With sensors monitoring every aspect of the working environment, the smart factories of the future will rely heavily on high-speed connectivity to feed a wide range of data and information into these sensors. Combining accurate, real-time data such as accelerometer and location data to enable autonomous vehicles with pinpoint accuracy requires a network with wireless flexibility, high capacity, and low-latency performance. According to AT&T, these demands and needs of devices of the future “make 5G a natural choice to support manufacturers in these environments.” 5G networks promise to assist in tackling the hurdles and challenges that have impeded extensive and intensive automation. Challenges associated with connectivity costs, issues in data transmission, and lack of communication capacity will be resolved by 5G.
Among the aspects of manufacturing that will be revolutionized by 5G includes data gathering, which will be increasingly challenging as networks grow and become smarter, producing more information than ever before.
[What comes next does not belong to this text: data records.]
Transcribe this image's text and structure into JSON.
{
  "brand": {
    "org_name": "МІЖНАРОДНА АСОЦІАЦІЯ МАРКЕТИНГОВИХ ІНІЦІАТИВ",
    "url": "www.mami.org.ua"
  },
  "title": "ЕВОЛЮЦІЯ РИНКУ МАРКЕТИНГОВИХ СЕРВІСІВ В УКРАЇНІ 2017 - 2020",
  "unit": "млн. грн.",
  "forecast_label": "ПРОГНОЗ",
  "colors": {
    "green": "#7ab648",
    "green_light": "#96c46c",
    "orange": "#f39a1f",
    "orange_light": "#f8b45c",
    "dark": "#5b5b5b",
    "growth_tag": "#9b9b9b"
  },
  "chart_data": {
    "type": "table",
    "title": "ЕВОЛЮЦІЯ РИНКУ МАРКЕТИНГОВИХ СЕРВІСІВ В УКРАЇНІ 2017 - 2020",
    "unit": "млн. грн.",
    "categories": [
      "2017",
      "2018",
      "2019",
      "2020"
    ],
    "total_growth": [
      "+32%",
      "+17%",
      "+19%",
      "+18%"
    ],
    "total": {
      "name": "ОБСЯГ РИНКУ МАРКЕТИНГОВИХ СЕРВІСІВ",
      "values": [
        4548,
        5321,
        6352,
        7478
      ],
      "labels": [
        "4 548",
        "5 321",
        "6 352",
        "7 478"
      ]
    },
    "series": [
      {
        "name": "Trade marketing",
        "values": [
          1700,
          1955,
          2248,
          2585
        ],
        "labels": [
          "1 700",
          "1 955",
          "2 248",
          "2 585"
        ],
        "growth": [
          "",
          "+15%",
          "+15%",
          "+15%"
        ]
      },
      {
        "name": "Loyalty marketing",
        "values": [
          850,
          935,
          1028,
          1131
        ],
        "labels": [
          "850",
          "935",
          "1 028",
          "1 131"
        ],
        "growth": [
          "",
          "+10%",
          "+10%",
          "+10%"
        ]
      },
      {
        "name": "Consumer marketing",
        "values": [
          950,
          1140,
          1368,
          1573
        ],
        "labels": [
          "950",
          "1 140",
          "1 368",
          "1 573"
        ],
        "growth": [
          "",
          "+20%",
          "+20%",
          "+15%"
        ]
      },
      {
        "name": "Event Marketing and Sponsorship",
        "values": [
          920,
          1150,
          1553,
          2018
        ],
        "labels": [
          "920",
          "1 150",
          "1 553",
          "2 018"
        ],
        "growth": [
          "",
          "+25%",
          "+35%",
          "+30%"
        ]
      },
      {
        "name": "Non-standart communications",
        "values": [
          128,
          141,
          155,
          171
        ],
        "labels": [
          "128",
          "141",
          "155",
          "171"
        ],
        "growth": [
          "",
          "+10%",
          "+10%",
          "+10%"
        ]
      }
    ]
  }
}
To this end, 5G carriers will benefit as demand for networks with high-bandwidth capabilities and low latency increases among manufacturers. 5G-enabled sensors combined with machine learning algorithms will enable factories of the future to predict and anticipate mechanical issues in equipment before they occur, reducing operation and downtime costs drastically. Also, 5G will enable combining of “fast production-line operations with the power of networked intelligence,” boasts AT&T. This capability is expected to deliver advanced visual recognition driven by deep learning and the cloud.
The benefits promised by 5G is already enticing manufacturing companies, such as Whirlpool. The appliance maker announced that it is planning to replace its WiFi network with a 5G network by AT&T. According to Network World, “the first phase of Whirlpool’s 5G rollout will connect around 80% of the company’s 100 driverless vehicles.”